Annabelle and I walked about a half mile down the road when I decided she would love to look at the cows in the pasture.  I saw that there were two cows by the fenceline so Annabelle and I walked toward the fenceline so I could show her.  She had by this time fallen asleep so it was somewhat pointless. But I still went through the motions "Look Annabelle, do you see the cows? What do cows say? Moo.  That's right, Moo."  I heard myself acting like an idiot, but I'm learning that's what parenting is. Just acting like an idiot each and every day hoping the law of averages allows you to occasionally get something right. 

Now perhaps I was shouting because I had my iPod on and maybe that is what set her off.  But while I was talking I realized that one of the cows was aggressively approaching the fence.  I stopped talking and could hear my heart pounding in my chest as I found myself face to face with this grizzly beast:
After snapping this picture I found myself paralyzed with fear. Every time I took a step, she took a step. And I realized that I had now challenged her by looking her in the eye.  I started to walk a little faster and she ran toward the fence. I was trying to think of ways I could prevent Annabelle from being trampled when this cow decided to charge us.  I kept walking and tried to remember anything I learned from Steve Irwin when he was challenged by a Croc.  I could remember nothing, and could feel the adrenaline coursing through my heart.  I quickened my pace only to see (out of the corner of my eye) that the cow was GALLOPING toward the fence. I thought about running but was afraid it would spook the cow and, well...let's be serious, I am not much of a runner and it would most likely result in further incident.  

I did a u-turn and crossed the road and debated yelling for Bryan.  But we were a half a mile from the house and he was most likely running machinery and would be unable to hear my cries for help.  The cow also turned around and followed us back the way we came from.  I kept walking and waiting for her to break through the wire fencing and trample me me to death, certain I could fling annabelle into the weeds, hopefully sparing her young life.

As the cow got to the end of the pasture she lost interested and returned up the hill to the barn. I walked quickly back to the house where I had to explain to Bryan why I had returned after only being gone a short time.  To his credit, he did not laugh at me immediately when I explained that Annabelle and I had been charged by a cow.  He didn't even try to convince me that I was stupid or over-dramatized the events.  He very kindly said that she was curious, and perhaps she had just had a calf because they do get protective when they have calves. 

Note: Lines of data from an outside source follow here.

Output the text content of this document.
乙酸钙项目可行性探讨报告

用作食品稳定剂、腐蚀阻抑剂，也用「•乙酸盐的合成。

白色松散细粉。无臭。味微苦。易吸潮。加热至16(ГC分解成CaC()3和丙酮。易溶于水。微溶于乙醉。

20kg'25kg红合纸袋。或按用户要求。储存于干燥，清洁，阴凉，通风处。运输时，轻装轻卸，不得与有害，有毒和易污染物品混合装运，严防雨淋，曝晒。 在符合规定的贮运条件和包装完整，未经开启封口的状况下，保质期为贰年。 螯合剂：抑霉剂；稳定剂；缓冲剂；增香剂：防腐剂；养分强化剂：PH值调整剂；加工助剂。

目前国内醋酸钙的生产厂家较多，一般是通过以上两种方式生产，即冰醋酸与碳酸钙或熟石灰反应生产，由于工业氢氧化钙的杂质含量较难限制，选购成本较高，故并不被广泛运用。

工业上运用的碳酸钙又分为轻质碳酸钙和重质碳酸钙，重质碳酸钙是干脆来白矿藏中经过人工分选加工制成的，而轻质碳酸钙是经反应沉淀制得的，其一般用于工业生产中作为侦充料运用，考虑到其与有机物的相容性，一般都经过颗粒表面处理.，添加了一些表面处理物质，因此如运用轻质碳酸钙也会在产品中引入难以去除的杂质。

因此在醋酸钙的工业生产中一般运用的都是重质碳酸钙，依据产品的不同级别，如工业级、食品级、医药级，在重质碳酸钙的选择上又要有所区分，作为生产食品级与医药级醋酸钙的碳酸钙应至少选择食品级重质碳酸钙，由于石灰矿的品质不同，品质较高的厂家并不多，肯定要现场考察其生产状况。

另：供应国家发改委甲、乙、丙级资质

The conversation quickly got stupid because I told him I was upset that I was scared of a cow, so he asked me if I wanted to bring the gun with next time.  I said no because I needed a license, to which he replied "you need a license to shoot a cow?" and then he slowly started to make fun of me.  We agreed that I would simply have to try it again, perhaps when I didn't have Annabelle with and could maybe keep my wits about me.

The only downside of this week is that Bryan claims to have woken up this morning with no ability to hear out of his left ear.  While I want badly to feel sorry for him, it is mostly just annoying me. He now has an excuse to ignore me and pretend he did not hear.  He also has said that if his hearing isn't better tomorrow he wants to be put down, which is very possible now that I know how to safely and effectively operate the .45. He also has the lost the ability to control the volume of his own voice and keeps shouting things like "A German grenade went off right here."  and then points to his ear, or he plugs the good ear and yells "Nothing. I can't hear anything."  This may be his last day on Earth.

Other than being charged by a cow, and Bryan's recent disability, I think it was a good week. As usual all these events just remind me to be thankful.  I'm thankful to my friends who still want be my friend despite my present geographical restrictions, and I'm thankful to Bryan who not only wants to keep his family safe (from intruders and Holsteins alike), but is also willing to put up with my daily antics.


I am also thankful for owning a mop and broom as the warm winter also means perpetually muddy dogs.